Apr 16, 2026

Three years in Tech & AI hiring is a long time; here's what I've seen along the way

By Scott, Founder at Tides Digital

When I think back to where the tech hiring market was three years ago, it feels like a very different environment.

Not just in terms of volume, but in how people were thinking about growth, teams and what “good” hiring actually looked like.

In 2022, everything was moving quickly. There was a sense of momentum across the market and a real confidence in building. Companies were growing their teams at pace, often ahead of demand, and hiring felt like a race to keep up with opportunity. There were a lot of roles open at any one time, and the focus was on moving fast and getting people in the door.

It was an exciting time, and in many ways it pushed the industry forward. But what stands out to me now is how much clarity has developed since then.

Over the following couple of years, the market naturally found a different rhythm. Hiring slowed down, not in a way that removed opportunity, but in a way that encouraged people to think more carefully about what they actually needed. Roles became more defined. Conversations became more thoughtful. There was a shift toward understanding where real impact sat within a team, rather than simply adding more capacity.

That change has carried through into where we are now.

What I see today, across the teams we work with, is a much clearer link between hiring and technical direction. CTOs and engineering leaders are thinking about their systems, their product and their roadmap first, and then shaping hiring around that. It feels more deliberate, and in many cases more effective.

AI has played a big part in that shift, though maybe not in the way people expected.

It hasn’t just created demand for new roles. It’s changed what people expect from the roles that already exist. Engineers are able to move faster, to work across different parts of the stack and to take on more ownership of what they build. That has influenced how teams are structured and how work flows through them.

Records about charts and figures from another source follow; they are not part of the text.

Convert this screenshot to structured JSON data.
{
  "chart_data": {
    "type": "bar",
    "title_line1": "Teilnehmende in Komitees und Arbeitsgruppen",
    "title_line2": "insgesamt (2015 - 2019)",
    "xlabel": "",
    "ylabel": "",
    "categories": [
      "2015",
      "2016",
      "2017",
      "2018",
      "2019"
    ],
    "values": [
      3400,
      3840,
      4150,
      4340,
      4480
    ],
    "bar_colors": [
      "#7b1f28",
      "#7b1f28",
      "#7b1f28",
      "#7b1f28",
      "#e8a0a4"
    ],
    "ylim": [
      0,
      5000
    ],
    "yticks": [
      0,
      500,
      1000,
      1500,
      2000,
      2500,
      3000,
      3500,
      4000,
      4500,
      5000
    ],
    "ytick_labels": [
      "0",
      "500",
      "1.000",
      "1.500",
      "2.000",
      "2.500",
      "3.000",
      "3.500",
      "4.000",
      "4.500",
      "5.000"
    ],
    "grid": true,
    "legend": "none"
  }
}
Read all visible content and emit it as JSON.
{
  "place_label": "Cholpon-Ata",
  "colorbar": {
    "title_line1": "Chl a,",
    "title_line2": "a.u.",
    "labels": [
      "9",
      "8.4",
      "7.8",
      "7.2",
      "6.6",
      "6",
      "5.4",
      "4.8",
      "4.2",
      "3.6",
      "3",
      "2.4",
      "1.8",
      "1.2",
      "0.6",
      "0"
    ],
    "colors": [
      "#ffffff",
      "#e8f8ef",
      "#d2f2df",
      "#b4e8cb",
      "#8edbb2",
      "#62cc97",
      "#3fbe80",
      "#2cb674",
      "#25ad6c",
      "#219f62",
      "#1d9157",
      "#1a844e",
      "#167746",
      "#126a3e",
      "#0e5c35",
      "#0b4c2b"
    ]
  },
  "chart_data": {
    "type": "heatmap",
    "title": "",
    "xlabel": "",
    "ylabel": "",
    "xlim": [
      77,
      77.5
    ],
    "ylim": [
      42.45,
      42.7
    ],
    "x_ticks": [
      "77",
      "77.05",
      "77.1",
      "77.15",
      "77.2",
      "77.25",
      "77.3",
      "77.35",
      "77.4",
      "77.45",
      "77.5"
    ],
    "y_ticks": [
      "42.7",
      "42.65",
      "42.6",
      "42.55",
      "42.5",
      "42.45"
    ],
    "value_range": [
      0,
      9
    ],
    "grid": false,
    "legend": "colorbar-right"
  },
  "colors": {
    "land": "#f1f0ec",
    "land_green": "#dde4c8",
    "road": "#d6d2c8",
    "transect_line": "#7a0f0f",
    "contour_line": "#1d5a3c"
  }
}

I’ve noticed that conversations about hiring now tend to focus less on individual tasks and more on outcomes. There’s more emphasis on understanding how a system behaves as a whole, how different components interact and how decisions made early on affect what happens later in production.

That’s led to a different kind of engineer becoming more visible.

People who are comfortable with complexity. Who understand their core area deeply, but also have a sense of how everything connects. Who are able to step back and think about the product, not just the code. It’s a subtle shift, but it comes up consistently in conversations.

At the same time, candidates have become more considered in how they approach their careers. The best engineers I speak to are taking the time to understand where they can have the most impact, who they’ll be working with and how a team operates day to day. They’re looking for environments where they can contribute meaningfully and continue to develop.

That has made hiring feel more balanced. There’s a level of thoughtfulness on both sides that perhaps wasn’t always there before.

When I look at what has driven these changes, it feels like a combination of factors coming together at the right time. The market has matured. Technology has evolved. And both companies and individuals have learned from the pace of the previous cycle.

What’s emerged is something that feels more sustainable.

Teams are being built with a clearer sense of purpose. Roles are designed around real needs. And hiring decisions are made with a longer-term view in mind.

For me, that’s been the most interesting part of the last three years.

It’s easy to focus on how many roles are open or how quickly things are moving, but the more meaningful change has been in how people think about building teams in the first place.

And looking ahead, I think that continues.

The tools will keep evolving. AI will keep developing. But the teams that stand out will be the ones that understand what they’re trying to build and bring in people who can genuinely contribute to that.

From where I sit, that’s a good place for the market to be.